As a working IT professional one of the biggest challenges that you face, more than likely, is helping those on the business side understand exactly what your current IT capabilities are. Sometimes you may find yourself having to explain to stakeholders why a shiny new piece of technology may not be the cure to all organizational ills.
Let’s face it, many folks look at the IT staff as an independent fiefdom that has magic wands made of binary code. You often hear phrases like: “Can’t you just add this simple reporting function?” or “I just need these two systems to talk to each other” and “It is simply a matter of (insert request here).” So, how exactly can you effectively communicate IT limitations and constraints to your business stakeholders? The answer can be as simple as getting some business analysis training.

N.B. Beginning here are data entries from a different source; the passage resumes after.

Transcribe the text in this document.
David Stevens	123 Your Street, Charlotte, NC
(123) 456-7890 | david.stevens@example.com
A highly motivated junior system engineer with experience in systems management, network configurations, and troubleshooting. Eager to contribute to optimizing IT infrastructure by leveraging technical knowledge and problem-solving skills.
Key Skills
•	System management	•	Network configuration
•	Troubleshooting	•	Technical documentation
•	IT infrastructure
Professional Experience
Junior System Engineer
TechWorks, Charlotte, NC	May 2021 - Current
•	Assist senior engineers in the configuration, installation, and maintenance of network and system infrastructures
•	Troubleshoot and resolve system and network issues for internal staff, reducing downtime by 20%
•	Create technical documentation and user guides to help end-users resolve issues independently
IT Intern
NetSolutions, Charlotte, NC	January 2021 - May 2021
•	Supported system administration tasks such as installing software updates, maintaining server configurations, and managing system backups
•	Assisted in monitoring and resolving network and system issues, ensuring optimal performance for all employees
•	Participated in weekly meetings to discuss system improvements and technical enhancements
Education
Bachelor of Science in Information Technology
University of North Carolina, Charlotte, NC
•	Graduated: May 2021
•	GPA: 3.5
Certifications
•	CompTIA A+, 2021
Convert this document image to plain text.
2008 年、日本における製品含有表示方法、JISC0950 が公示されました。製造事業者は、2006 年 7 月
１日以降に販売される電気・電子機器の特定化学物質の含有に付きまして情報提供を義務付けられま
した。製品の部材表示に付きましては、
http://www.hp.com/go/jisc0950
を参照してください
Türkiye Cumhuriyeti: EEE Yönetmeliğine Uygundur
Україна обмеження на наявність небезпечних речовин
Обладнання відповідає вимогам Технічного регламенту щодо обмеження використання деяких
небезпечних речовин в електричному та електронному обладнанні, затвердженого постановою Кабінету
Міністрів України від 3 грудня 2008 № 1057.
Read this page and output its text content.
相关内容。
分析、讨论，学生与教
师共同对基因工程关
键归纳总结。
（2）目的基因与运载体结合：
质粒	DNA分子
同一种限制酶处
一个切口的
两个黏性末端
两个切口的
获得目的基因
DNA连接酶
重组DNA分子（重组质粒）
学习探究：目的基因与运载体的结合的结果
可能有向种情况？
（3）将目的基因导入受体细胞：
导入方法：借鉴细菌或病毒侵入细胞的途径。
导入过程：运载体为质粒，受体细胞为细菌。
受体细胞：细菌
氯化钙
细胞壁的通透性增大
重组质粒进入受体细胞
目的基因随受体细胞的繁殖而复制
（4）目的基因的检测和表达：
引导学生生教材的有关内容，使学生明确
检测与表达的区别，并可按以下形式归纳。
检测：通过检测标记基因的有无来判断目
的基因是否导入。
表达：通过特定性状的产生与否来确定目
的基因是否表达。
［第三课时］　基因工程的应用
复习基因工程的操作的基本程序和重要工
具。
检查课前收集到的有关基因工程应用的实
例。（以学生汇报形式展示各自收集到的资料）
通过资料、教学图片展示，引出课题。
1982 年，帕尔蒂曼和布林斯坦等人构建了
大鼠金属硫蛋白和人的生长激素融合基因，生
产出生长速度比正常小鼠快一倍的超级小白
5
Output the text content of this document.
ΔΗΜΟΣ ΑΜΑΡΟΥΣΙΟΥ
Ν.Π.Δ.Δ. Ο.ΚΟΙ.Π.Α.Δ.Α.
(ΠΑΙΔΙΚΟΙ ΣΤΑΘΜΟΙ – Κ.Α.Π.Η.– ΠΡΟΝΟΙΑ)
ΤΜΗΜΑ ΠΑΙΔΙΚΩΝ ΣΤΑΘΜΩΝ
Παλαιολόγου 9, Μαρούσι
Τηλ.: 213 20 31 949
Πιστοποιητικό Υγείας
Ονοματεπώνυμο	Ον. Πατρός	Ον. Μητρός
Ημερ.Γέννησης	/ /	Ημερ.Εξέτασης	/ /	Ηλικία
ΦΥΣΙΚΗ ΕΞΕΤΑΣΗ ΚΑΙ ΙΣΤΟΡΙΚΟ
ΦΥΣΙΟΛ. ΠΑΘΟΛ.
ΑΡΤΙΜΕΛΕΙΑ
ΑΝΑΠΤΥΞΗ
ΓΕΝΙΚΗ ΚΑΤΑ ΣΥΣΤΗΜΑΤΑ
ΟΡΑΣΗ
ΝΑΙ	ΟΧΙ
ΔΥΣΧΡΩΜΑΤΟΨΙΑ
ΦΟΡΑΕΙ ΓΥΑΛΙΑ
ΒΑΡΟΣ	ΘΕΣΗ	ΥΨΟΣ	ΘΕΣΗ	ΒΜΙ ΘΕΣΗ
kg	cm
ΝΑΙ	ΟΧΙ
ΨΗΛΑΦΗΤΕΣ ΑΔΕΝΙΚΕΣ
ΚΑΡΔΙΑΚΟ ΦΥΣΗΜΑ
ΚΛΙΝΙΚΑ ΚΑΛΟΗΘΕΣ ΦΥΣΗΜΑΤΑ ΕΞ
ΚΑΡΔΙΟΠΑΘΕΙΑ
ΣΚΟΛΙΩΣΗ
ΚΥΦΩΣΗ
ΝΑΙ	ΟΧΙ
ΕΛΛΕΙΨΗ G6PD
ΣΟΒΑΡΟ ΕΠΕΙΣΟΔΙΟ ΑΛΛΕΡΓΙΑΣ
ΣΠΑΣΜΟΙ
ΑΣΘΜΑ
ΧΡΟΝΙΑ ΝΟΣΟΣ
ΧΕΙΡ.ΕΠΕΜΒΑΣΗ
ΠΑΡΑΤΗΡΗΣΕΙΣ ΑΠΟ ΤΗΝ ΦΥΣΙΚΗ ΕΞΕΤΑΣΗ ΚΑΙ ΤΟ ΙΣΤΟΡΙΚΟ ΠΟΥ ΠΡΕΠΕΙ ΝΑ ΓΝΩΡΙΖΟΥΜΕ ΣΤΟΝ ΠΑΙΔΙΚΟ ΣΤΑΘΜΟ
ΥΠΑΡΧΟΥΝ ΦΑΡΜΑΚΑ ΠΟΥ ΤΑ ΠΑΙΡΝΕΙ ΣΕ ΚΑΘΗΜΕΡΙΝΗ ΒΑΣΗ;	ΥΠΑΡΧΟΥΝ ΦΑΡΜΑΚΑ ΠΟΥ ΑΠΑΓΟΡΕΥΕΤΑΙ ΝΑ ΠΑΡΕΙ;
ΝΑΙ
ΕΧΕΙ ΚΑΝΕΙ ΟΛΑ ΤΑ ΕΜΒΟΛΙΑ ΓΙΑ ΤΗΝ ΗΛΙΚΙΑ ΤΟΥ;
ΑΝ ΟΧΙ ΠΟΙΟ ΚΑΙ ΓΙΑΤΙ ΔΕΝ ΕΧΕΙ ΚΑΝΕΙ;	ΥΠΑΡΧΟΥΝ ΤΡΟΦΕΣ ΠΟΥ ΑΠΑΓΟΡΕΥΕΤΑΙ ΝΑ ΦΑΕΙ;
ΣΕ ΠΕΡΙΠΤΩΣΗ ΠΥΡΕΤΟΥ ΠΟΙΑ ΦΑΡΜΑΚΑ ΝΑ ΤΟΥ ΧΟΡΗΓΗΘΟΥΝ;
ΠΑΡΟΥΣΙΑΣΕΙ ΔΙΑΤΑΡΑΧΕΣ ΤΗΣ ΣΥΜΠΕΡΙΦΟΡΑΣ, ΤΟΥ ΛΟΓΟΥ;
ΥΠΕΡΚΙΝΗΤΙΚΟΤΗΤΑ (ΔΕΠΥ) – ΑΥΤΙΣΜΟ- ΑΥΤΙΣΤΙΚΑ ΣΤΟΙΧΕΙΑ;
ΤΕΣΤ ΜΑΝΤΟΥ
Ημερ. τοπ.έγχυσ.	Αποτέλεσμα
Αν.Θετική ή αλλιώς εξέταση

What does business analysis training have to do with making IT operations and business operations sync up? Glad you asked. Business analysts are, in many organizations, the conduit between what the business needs and the systems and applications that will enable the enterprise to get to their desired state. Skilled business analysts have an ability to effectively manage stakeholder input in requirements development, they understand whether certain potential solutions will work within the current environment, how to assess the potential value of different proposed solutions. Wouldn’t it be great if you had those skills in your toolbox as well?
The truth is, the more that tech professionals can understand business needs, market trends and strategic goals, the more value they can add to the organization. We don’t always want to be the person that says “What you are asking for isn’t possible.” Instead, we want to be the person who truly understands the needs of the business so that we can recommend a realistic alternative.
As an IT professional, it may be tempting to say something along the lines of, “But that is the business analyst’s job, not mine.” No one is telling you to do the BA’s job for them. What is being recommended here is to develop an additional skill set outside of the IT hard skills. No manager ever said “We don’t really want our IT staff to have an understanding of the business.”
Tech Republic declares that in 2015, project management and soft skills are among the most important skills that IT professionals can possess. It’s no longer enough for IT professionals to build and sustain a career on hard skills alone. IT professionals already manage projects, but developing stronger business acumen makes IT professionals more of an asset. When we put on our business analyst hats we can look at things from a different perspective and make ourselves more valuable to our organizations.